In the meantime, in Malaysia itself, the inclusive, spacious spirit of the movement is working its way into several activities. We’ve begun a translation project where poems from different languages in the country are being translated into English. The literary divisions in Malaysia have remained stuck in linguistic compartments for far too long. Poems from across cultures, languages and backgrounds need to be aired in the open, and all types of voices given the chance to holler and be heard. The loving, democratic essence of poetry needs to be felt as an actual, living thing.
We’ve started to share these voices on our social media pages, Instagram (@wpm_malaysia) and Facebook (World Poetry Movement Malaysia). Some of the translations from the project will be presented at the Georgetown Literary Festival this year. WPM Malaysia has a session at the festival where we’ll introduce our projects and also talk about the writing and translating of poetry.
If there’s one thing that struck me during my recent travels, it’s how powerful and important it is to immerse poetry in public spaces—I’ve stopped believing the myth that people aren’t interested in poetry, or that it’s an elite space for people schooled in verse. Poetry’s roots are oral and populist and going back to it is both crucial and revitalizing. So: poetry in parks, in cafes, malls (of course lah), and free poetry writing jam sessions in public locations. At the end of this year, Malaysia is hosting a global virtual poetry reading where poets from twenty countries will be sharing poems from their respective poetic traditions. Next year, we have plans for organising a small physical festival with an emphasis on providing a poetic platform for diverse and marginalized voices.
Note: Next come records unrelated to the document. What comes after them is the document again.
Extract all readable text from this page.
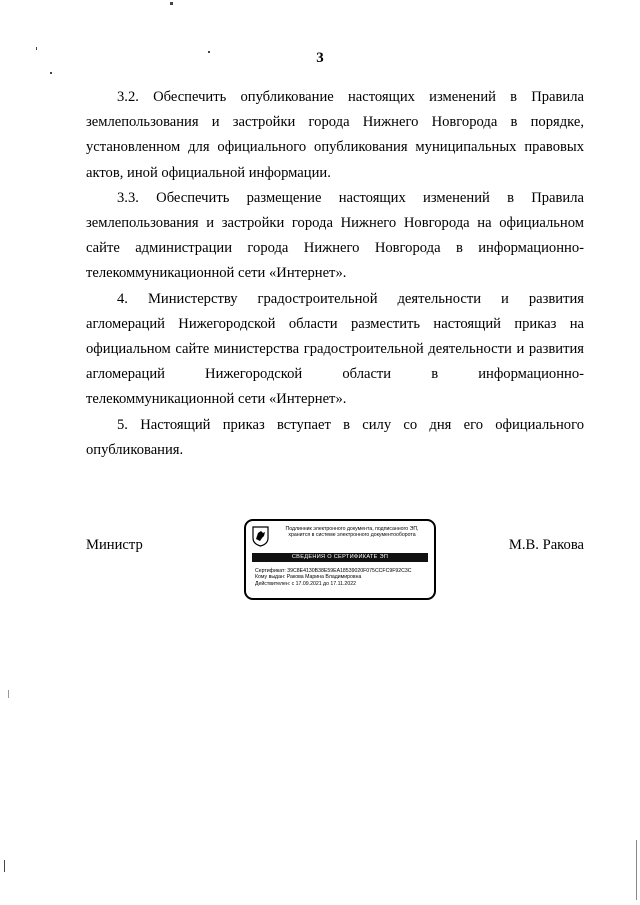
3

3.2. Обеспечить опубликование настоящих изменений в Правила землепользования и застройки города Нижнего Новгорода в порядке, установленном для официального опубликования муниципальных правовых актов, иной официальной информации.

3.3. Обеспечить размещение настоящих изменений в Правила землепользования и застройки города Нижнего Новгорода на официальном сайте администрации города Нижнего Новгорода в информационно-телекоммуникационной сети «Интернет».

4. Министерству градостроительной деятельности и развития агломераций Нижегородской области разместить настоящий приказ на официальном сайте министерства градостроительной деятельности и развития агломераций Нижегородской области в информационно-телекоммуникационной сети «Интернет».

5. Настоящий приказ вступает в силу со дня его официального опубликования.

Министр	М.В. Ракова
Подлинник электронного документа, подписанного ЭП,
хранится в системе электронного документооборота
СВЕДЕНИЯ О СЕРТИФИКАТЕ ЭП
Сертификат: 39C8E4130B38E59EA18539020F075CCFC9F92C3C
Кому выдан: Ракова Марина Владимировна
Действителен: с 17.09.2021 до 17.11.2022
During one of my poetry writing classes last year, I asked my students what poetry meant to them. One student replied: “Poetry is movement.” For whatever reason, his answer didn’t resonate with me and I wondered why he’d said it (we didn’t have much time for elaborations; it was more of a ‘rapid round’ exercise). Later, he told me he’d got that sentence from the preface of my poetry collection. I laughed. He laughed. We moved on. When I got home, I grabbed a copy of my book and read the words: “And, ultimately, this birthing orientation is one that brings me back to what poetry is for me, and has always been: a movement, an ongoing translation of awe into words, and of bringing life to things that have been maimed, killed, stashed away, banished, misunderstood, unseen, or seen with old, stale eyes.” I am not sure why the idea of poetry as movement baffled me when my student had said it—maybe it was the fact that it sounded like an abstraction that just hung in the air—but when I revisited the preface and reflected on the mobilising quality and effect of poetry, I remembered everything I’d felt and meant when I wrote those words. Poetry takes you places and changes you, whether literally as in my South American trip, or metaphorically where a poem can cause an inner revolution, whatever the size. The point is that poetry is a dynamic force. In one of my recent conversations with a Venezuelan poet, we spoke of ‘mobile poetry’, which is the poetry that comes out of physical roaming. As the poet wanders, inner and outer objects constellate into poetic universes. That’s one very overt form of poetry as movement and I like the fact his poetry comes out of that purity and loyalty. But there is also the way poetry moves you, takes you forwards and backwards, and projects far ahead of your own limitations: perhaps this is why someone in Colombia said poetry is important because it is hope itself, and hope we know is a thing with feathers.
Essentially, my flight to the other side of the world and my return with a renewed realisation that poetry is democratic, that it is movement, that it is the stuff of love, was the very movement needed to fuel the work that will be done through the poetry movement (I really could not help it! The pun was just there), as well as the concrete forms that will materialise from the womb of poetry, the womb that, since I’ve known it, has never stopped giving and therefore keeps me alert to the ways in which I can serve it and give thanks.